Contour Stencils. I was thinking about how one might go about making image interpolating software, ended up coming up with an incredibly complex idea, then considered how it could be simplified, and finally came up with an idea that I later found had already been done, and is called contour stencils. (The link is actually to the second version of that thing, geometric contour stencils.)
So people who actually know what they're doing beat me to that one. On the plus side, it means I'll never have to work out the math involved.
This one's embarrassing. In my High Fantasy world, there's a reptilian, mostly tribal race that can speak human languages, but only with difficulty. So I invented a style of talking for when they speak with humans: keep things brief, use the smallest words possible, omit any words that aren't strictly necessary. Then I actually wrote some dialogue in this style, and found I'd invented Hollywood Indian talk.
@Will Wildman
The American Pokemon hung a lampshade on the "set of octets who all opened up an herbal shop" by having Nurse Joy and Officer jenny all come from a family, all of whom were named the same and who all went into the same profession. There's at least one episode where the entire Nurses Joy get together for something, so that you can see them all in one place.

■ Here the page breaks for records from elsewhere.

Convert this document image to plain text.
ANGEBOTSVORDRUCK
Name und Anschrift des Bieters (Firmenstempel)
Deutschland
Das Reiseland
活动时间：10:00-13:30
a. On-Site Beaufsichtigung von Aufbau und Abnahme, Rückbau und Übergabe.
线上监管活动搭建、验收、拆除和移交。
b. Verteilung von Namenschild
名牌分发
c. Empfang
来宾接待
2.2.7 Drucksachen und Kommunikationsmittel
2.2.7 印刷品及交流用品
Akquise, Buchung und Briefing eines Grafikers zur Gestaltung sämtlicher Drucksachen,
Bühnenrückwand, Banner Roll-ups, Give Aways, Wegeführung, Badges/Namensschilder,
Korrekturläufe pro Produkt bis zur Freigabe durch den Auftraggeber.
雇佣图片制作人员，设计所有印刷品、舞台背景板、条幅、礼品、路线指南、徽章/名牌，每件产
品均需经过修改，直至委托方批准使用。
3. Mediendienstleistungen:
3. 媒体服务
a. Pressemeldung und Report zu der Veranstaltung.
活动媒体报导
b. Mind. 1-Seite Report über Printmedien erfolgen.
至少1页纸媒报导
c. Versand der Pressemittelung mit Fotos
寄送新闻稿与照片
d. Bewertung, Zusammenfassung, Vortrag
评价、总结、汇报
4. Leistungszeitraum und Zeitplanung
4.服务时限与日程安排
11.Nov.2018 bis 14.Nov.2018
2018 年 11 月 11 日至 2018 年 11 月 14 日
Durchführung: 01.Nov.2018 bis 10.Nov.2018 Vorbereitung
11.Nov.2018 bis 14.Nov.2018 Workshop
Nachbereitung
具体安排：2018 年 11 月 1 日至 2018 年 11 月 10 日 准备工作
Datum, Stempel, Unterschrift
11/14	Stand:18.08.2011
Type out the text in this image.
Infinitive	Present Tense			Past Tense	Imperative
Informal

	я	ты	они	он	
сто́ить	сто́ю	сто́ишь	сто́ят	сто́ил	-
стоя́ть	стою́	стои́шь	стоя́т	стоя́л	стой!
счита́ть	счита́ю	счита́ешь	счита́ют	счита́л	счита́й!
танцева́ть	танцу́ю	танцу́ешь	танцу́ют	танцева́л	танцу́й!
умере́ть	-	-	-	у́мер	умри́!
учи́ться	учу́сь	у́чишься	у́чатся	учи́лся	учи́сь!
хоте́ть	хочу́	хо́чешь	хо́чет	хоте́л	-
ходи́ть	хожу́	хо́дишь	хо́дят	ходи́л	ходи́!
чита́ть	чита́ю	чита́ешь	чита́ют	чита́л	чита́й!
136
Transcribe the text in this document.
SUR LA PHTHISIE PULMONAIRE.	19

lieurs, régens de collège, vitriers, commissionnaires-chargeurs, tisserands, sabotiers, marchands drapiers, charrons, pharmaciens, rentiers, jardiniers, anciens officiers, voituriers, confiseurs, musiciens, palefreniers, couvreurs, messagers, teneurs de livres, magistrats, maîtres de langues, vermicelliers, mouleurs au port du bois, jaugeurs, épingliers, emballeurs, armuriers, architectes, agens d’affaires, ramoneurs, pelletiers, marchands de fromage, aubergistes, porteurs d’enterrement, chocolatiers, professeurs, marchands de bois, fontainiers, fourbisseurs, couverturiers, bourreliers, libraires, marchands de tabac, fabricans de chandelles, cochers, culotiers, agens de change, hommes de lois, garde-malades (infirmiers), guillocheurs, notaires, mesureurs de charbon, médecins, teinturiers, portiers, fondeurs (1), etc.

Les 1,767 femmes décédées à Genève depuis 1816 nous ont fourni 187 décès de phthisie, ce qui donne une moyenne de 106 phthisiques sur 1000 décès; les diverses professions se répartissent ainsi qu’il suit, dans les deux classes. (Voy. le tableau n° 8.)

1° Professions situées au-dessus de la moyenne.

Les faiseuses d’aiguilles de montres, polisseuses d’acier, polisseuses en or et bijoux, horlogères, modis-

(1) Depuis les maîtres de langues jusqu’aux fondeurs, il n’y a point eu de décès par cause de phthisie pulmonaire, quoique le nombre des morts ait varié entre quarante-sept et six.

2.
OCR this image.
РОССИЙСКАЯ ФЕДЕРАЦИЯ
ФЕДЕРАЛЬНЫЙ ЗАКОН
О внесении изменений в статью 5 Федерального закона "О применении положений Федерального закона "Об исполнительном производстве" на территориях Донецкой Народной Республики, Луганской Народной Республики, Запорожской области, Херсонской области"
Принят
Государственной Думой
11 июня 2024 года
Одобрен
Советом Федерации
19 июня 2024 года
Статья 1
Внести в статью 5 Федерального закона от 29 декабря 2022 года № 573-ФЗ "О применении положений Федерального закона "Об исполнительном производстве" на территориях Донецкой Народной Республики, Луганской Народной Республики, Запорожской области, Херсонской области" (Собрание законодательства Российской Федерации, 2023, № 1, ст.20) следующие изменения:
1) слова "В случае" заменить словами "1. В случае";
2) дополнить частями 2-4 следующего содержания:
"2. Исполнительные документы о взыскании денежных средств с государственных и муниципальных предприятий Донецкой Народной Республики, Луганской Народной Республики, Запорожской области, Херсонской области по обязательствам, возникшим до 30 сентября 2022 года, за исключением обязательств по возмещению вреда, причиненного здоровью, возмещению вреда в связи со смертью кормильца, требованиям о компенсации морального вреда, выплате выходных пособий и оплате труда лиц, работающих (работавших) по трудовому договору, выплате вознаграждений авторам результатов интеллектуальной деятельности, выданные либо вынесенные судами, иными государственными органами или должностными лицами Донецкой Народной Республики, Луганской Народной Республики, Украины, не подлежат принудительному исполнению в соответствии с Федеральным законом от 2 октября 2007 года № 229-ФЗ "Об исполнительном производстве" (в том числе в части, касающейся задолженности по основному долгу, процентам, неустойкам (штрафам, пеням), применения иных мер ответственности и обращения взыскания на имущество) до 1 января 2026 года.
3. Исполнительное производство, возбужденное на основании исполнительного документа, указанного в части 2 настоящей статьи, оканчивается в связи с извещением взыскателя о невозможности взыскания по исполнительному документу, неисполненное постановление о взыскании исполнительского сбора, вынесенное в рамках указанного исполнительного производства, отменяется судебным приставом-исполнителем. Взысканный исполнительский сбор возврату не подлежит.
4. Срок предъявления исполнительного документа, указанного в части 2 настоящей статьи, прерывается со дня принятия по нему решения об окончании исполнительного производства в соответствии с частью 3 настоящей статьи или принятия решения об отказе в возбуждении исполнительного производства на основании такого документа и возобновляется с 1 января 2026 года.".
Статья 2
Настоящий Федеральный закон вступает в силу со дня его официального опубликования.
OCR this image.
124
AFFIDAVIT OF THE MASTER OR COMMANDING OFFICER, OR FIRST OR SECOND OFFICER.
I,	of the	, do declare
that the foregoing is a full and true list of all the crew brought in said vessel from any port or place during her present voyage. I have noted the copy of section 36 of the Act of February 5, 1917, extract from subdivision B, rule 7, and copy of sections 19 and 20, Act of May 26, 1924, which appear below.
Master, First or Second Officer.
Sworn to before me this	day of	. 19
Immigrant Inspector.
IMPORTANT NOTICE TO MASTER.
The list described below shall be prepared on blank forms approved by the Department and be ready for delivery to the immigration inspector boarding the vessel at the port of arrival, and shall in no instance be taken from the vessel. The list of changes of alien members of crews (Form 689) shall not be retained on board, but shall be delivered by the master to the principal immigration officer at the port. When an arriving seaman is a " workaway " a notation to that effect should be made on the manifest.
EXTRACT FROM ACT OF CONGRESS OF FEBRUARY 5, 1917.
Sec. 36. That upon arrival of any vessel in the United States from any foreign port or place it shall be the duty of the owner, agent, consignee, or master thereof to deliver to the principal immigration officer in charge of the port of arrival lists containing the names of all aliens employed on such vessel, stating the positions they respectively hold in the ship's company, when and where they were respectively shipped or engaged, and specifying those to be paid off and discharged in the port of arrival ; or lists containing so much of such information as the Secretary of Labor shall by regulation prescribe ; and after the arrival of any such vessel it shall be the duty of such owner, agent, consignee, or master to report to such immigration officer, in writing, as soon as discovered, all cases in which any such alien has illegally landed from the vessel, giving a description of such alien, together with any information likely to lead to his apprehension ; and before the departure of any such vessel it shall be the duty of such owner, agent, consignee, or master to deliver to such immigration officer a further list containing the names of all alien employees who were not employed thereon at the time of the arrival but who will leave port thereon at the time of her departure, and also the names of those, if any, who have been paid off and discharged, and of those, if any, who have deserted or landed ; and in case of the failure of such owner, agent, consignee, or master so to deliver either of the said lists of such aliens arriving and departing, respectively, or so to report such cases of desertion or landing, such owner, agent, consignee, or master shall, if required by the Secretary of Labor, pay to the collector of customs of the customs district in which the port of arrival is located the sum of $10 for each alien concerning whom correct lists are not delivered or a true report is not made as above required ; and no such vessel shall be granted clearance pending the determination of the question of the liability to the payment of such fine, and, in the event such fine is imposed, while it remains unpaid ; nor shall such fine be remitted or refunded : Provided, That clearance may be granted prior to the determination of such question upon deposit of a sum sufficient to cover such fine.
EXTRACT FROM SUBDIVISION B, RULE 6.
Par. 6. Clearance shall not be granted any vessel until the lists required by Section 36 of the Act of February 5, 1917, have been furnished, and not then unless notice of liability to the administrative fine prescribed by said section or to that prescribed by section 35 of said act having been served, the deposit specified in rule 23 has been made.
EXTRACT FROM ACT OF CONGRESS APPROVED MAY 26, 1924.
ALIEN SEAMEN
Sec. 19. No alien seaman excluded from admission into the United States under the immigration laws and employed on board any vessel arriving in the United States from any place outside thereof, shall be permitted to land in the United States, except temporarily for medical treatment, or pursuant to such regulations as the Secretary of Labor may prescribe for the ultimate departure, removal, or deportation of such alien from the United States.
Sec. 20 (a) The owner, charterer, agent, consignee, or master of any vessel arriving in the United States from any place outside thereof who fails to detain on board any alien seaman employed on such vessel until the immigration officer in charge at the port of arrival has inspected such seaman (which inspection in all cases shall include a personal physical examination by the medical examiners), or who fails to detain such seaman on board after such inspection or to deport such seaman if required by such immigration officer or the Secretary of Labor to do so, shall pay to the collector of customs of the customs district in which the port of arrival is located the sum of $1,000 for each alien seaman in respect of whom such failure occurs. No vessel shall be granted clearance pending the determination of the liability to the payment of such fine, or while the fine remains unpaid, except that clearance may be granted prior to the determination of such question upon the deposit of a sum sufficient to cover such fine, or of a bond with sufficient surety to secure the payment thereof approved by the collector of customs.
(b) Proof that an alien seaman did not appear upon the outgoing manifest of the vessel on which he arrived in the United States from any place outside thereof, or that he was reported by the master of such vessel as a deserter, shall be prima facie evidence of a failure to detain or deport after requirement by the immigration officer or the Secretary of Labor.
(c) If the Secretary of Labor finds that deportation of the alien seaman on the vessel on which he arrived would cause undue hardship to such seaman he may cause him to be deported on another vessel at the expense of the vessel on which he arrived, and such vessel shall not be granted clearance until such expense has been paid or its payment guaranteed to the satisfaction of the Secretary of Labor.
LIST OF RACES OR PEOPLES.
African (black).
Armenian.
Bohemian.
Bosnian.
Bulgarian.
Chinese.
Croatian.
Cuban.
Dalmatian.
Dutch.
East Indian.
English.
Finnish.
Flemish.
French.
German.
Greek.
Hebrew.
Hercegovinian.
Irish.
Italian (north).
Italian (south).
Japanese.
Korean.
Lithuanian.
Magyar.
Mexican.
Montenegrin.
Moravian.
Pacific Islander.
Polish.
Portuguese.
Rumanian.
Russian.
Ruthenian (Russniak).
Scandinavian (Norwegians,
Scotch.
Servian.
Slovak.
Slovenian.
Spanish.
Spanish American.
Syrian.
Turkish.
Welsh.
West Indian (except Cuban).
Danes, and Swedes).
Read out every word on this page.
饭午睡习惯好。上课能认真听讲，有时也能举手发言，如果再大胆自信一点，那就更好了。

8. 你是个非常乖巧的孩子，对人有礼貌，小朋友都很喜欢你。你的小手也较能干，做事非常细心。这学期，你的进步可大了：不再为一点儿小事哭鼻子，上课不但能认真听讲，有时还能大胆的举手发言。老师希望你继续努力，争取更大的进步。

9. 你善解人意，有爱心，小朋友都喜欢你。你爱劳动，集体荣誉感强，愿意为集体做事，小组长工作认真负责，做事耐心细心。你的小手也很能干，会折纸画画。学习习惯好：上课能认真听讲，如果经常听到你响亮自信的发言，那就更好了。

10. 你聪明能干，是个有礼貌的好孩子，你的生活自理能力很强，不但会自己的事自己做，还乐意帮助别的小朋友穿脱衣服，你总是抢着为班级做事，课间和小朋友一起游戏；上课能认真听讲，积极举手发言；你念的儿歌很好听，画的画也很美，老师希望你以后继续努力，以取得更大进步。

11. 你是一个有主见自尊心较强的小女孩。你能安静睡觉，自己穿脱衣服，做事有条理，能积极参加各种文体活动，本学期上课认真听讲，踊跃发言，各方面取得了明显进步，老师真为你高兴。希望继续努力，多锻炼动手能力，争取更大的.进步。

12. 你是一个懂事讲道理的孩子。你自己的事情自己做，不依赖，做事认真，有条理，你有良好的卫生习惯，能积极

As for inventing that which already exists, I'm pretty sure I've done it a couple times, but more often than not, it's not inventing what already exists, it's "trying to do things the most complex ways when there are much more simple ways that will do just fine."
I invented the internet.
I had these kids who had a computer in their room, hooked up to their phone so that they could get information about the world RIGHT THERE ON THEIR COMPUTER. Such a cool invention!
...and then I found out it already existed.
It doesn't exactly fit with the, "This should exist, oh, it already does," thing being discussed, but it suddenly occurred to me that I didn't mention the most recent time I found out something I invented in my head existed in reality.
When I was quite little it always seemed wrong to me that some of the keys on my mother's flute had holes and some did not. I didn't know what the holes were for, but damn it the keys should all get the same treatment And since I didn't know whether you'd want the keys to have holes or not to have holes the solution was simple: They'd have other keys on top of them so that any given key could go from being a key with a hole to a key without a hole.
Which is to say that I more or less worked out the Kingma system of flute key design in my head as a child. I found out it existed last month. I think that it probably already existed when I was thinking this, but it probably would have been a pretty recent invention at the time.
(Replying to both Hegit and Bayley G, actually) - We have those in New Jersey, too! I wonder just how widespread they are these days?